Akadedmische Reitkunst

Im Mittelpunkt dieser Reitweise steht nicht die schnelle Ausbildung oder sportliche Höchstleistung, sondern die feine, respektvolle Kommunikation zwischen Mensch und Pferd sowie die langfristige Gesunderhaltung des Tieres.
Die akademische Reitkunst ist eine Reitweise, die sich stark an den klassischen Prinzipien der alten Reitmeister orientiert und das Ziel verfolgt, das Pferd gesund zu erhalten und in seiner natürlichen Bewegungsfähigkeit zu fördern.
Die Arbeit vom Boden spielt im akademischen Reiten eine bedeutende Rolle. Übungen an der Hand helfen dabei, dem Pferd Bewegungsabläufe verständlich zu machen, ohne dass das Gewicht des Reiters zusätzlich belastet. Dies ist besonders wertvoll in der Ausbildung junger Pferde oder in der Rehabilitation, da so gezielt an Haltung, Koordination und Muskelaufbau gearbeitet werden kann.
Ein weiteres, zentrales Element des akademischen Reitens ist die Arbeit an der Balance. Pferde tragen von Natur aus mehr Gewicht auf der Vorhand, was durch falsche Gewichtsverlagerung langfristig zu Überlastungen führen kann. Eine richtige Form des Trainings unterstützt nicht nur die Beweglichkeit, sondern wirkt auch präventiv gegen viele gesundheitliche Probleme.

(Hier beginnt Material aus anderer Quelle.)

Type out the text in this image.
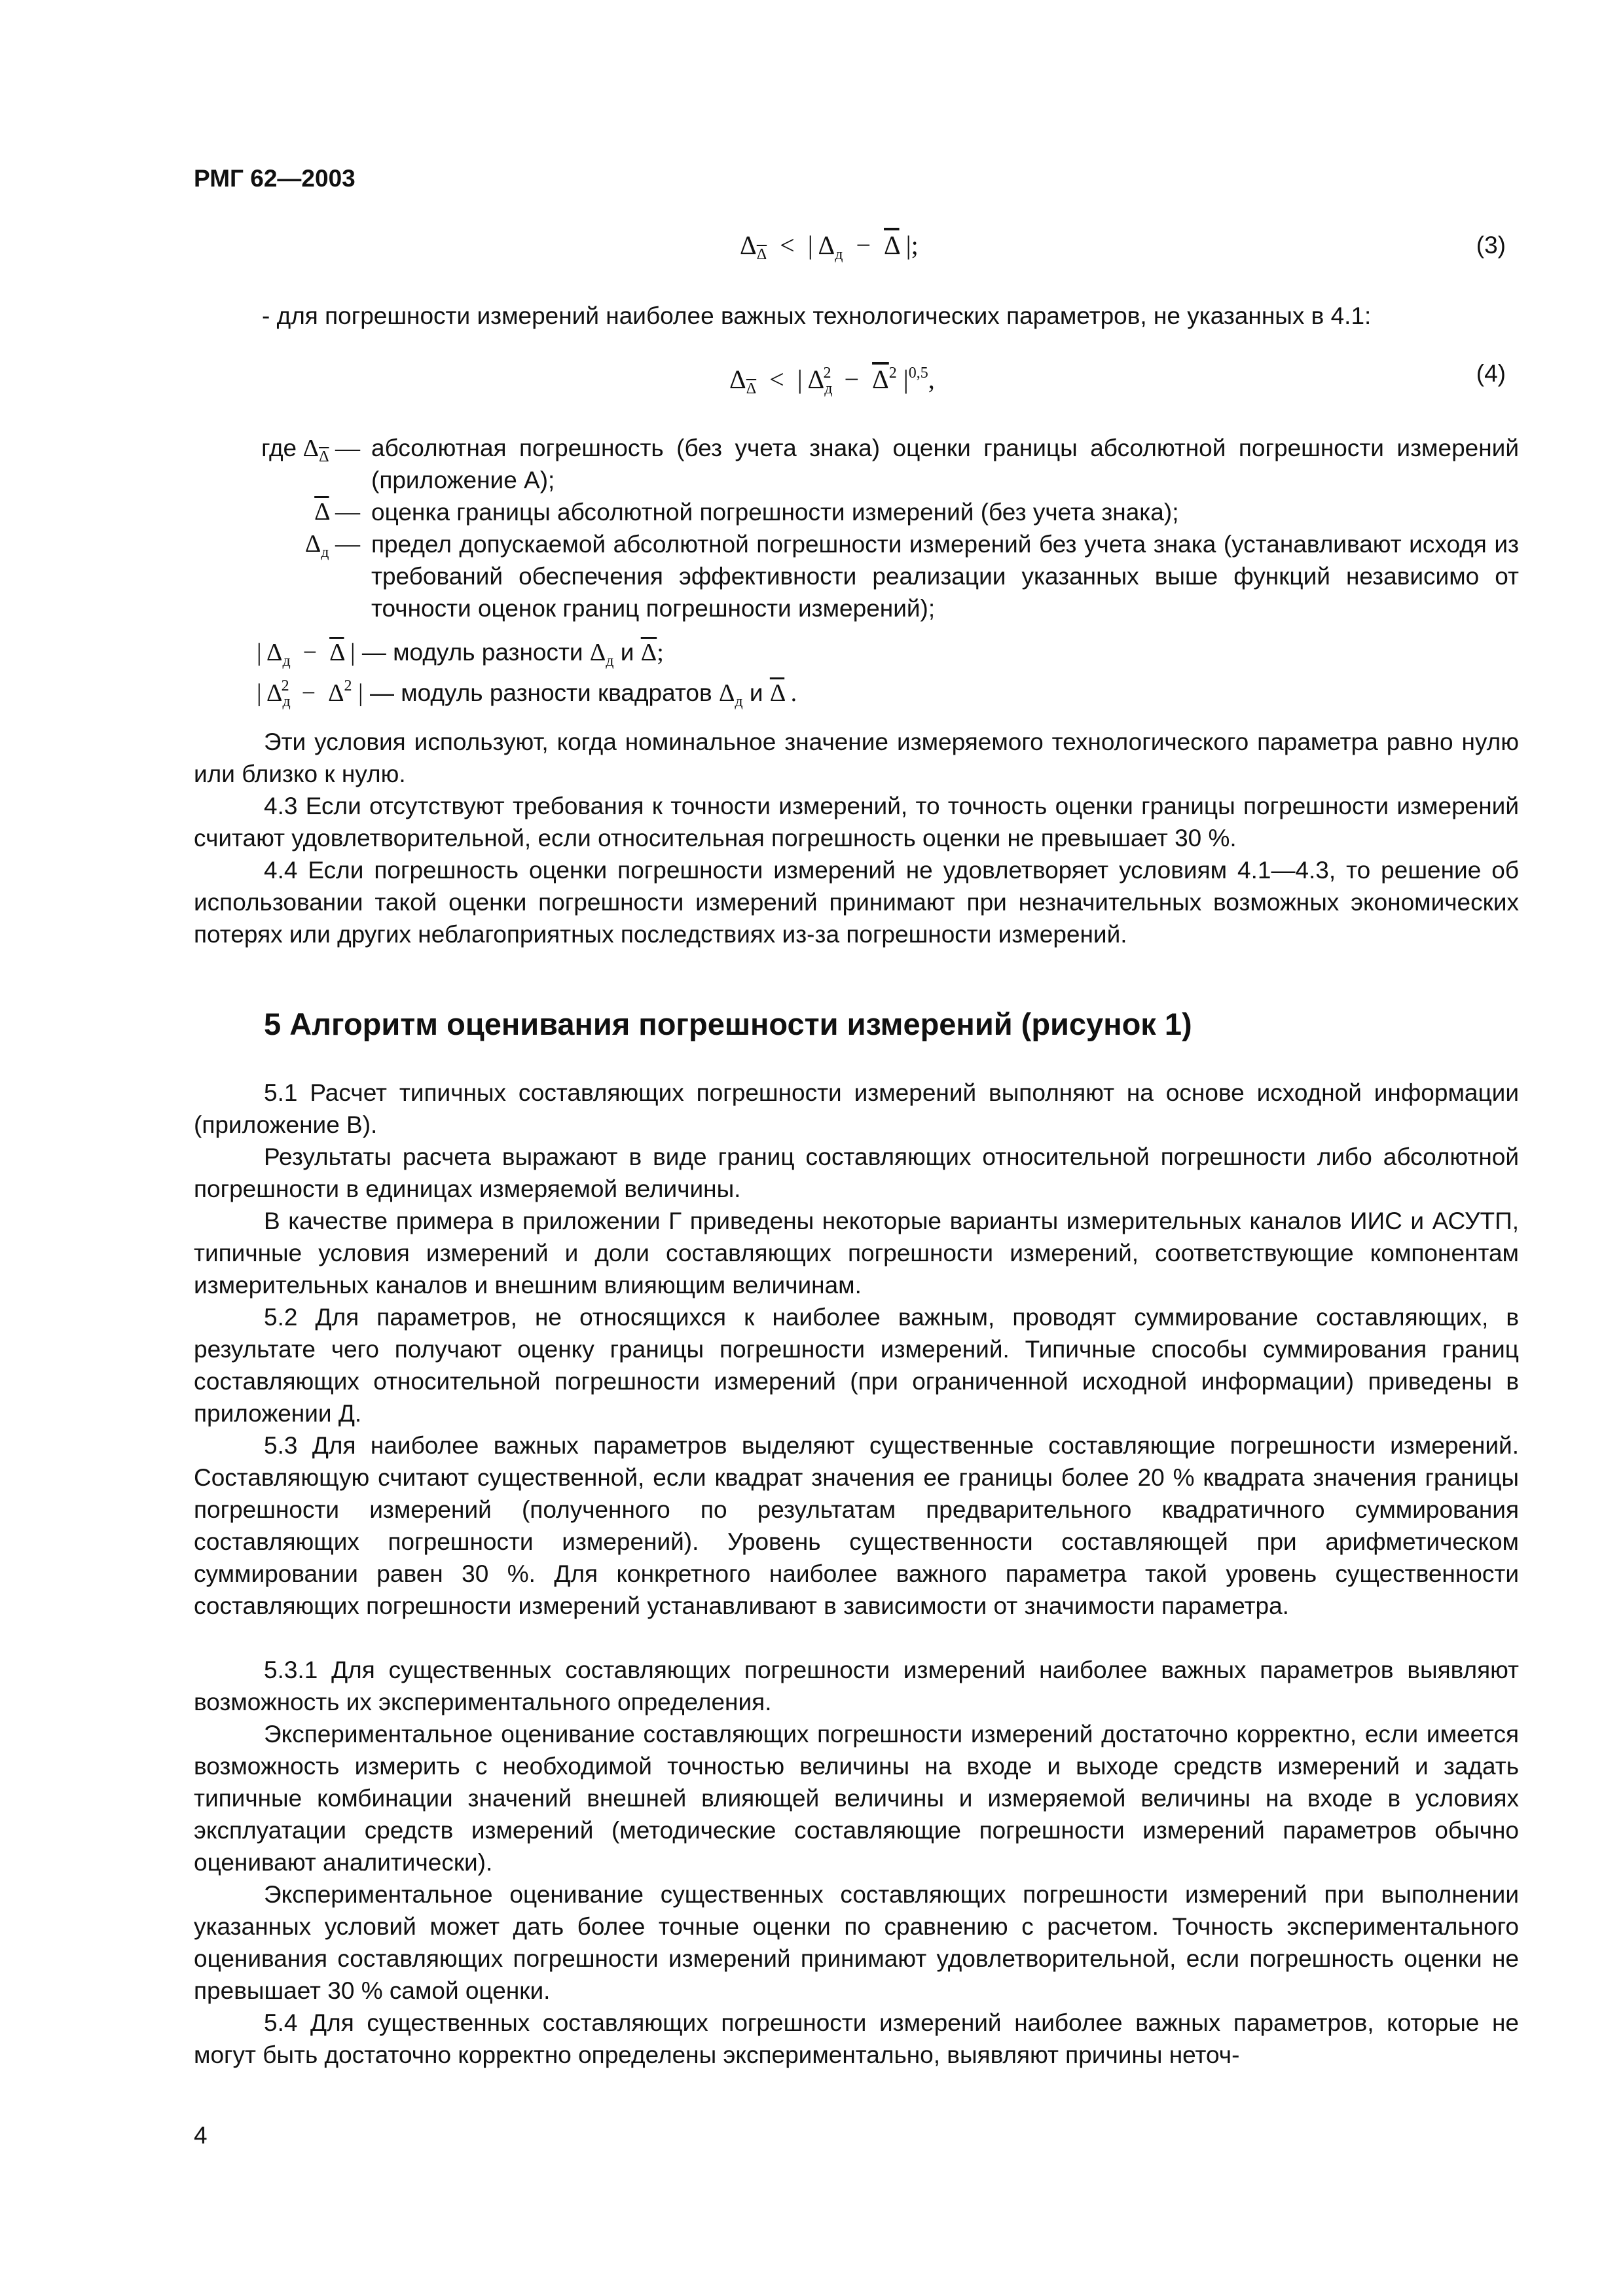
РМГ 62—2003
$\Delta_{\overline{\Delta}}$  <  | $\Delta_д - \overline{\Delta}$ |;	(3)
- для погрешности измерений наиболее важных технологических параметров, не указанных в 4.1:
$\Delta_{\overline{\Delta}}$  <  | $\Delta_д^2 - \overline{\Delta}^2$ $|^{0,5}$,	(4)
где $\Delta_{\overline{\Delta}}$ — абсолютная погрешность (без учета знака) оценки границы абсолютной погрешности измерений (приложение А);
$\overline{\Delta}$ — оценка границы абсолютной погрешности измерений (без учета знака);
$\Delta_д$ — предел допускаемой абсолютной погрешности измерений без учета знака (устанавливают исходя из требований обеспечения эффективности реализации указанных выше функций независимо от точности оценок границ погрешности измерений);
| $\Delta_д - \overline{\Delta}$ | — модуль разности $\Delta_д$ и $\overline{\Delta}$;
| $\Delta_д^2 - \Delta^2$ | — модуль разности квадратов $\Delta_д$ и $\overline{\Delta}$ .
Эти условия используют, когда номинальное значение измеряемого технологического параметра равно нулю или близко к нулю.
4.3 Если отсутствуют требования к точности измерений, то точность оценки границы погрешности измерений считают удовлетворительной, если относительная погрешность оценки не превышает 30 %.
4.4 Если погрешность оценки погрешности измерений не удовлетворяет условиям 4.1—4.3, то решение об использовании такой оценки погрешности измерений принимают при незначительных возможных экономических потерях или других неблагоприятных последствиях из-за погрешности измерений.
5 Алгоритм оценивания погрешности измерений (рисунок 1)
5.1 Расчет типичных составляющих погрешности измерений выполняют на основе исходной информации (приложение В).
Результаты расчета выражают в виде границ составляющих относительной погрешности либо абсолютной погрешности в единицах измеряемой величины.
В качестве примера в приложении Г приведены некоторые варианты измерительных каналов ИИС и АСУТП, типичные условия измерений и доли составляющих погрешности измерений, соответствующие компонентам измерительных каналов и внешним влияющим величинам.
5.2 Для параметров, не относящихся к наиболее важным, проводят суммирование составляющих, в результате чего получают оценку границы погрешности измерений. Типичные способы суммирования границ составляющих относительной погрешности измерений (при ограниченной исходной информации) приведены в приложении Д.
5.3 Для наиболее важных параметров выделяют существенные составляющие погрешности измерений. Составляющую считают существенной, если квадрат значения ее границы более 20 % квадрата значения границы погрешности измерений (полученного по результатам предварительного квадратичного суммирования составляющих погрешности измерений). Уровень существенности составляющей при арифметическом суммировании равен 30 %. Для конкретного наиболее важного параметра такой уровень существенности составляющих погрешности измерений устанавливают в зависимости от значимости параметра.
5.3.1 Для существенных составляющих погрешности измерений наиболее важных параметров выявляют возможность их экспериментального определения.
Экспериментальное оценивание составляющих погрешности измерений достаточно корректно, если имеется возможность измерить с необходимой точностью величины на входе и выходе средств измерений и задать типичные комбинации значений внешней влияющей величины и измеряемой величины на входе в условиях эксплуатации средств измерений (методические составляющие погрешности измерений параметров обычно оценивают аналитически).
Экспериментальное оценивание существенных составляющих погрешности измерений при выполнении указанных условий может дать более точные оценки по сравнению с расчетом. Точность экспериментального оценивания составляющих погрешности измерений принимают удовлетворительной, если погрешность оценки не превышает 30 % самой оценки.
5.4 Для существенных составляющих погрешности измерений наиболее важных параметров, которые не могут быть достаточно корректно определены экспериментально, выявляют причины неточ-
4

Ein weiterer wichtiger Aspekt ist die Losgelassenheit. Ein entspanntes Pferd kann sich frei bewegen, die Muskulatur gleichmäßig einsetzen und Verspannungen abbauen. Akademisches Reiten legt daher großen Wert auf eine ruhige, vertrauensvolle Atmosphäre, in der das Pferd lernen und sich entwickeln kann.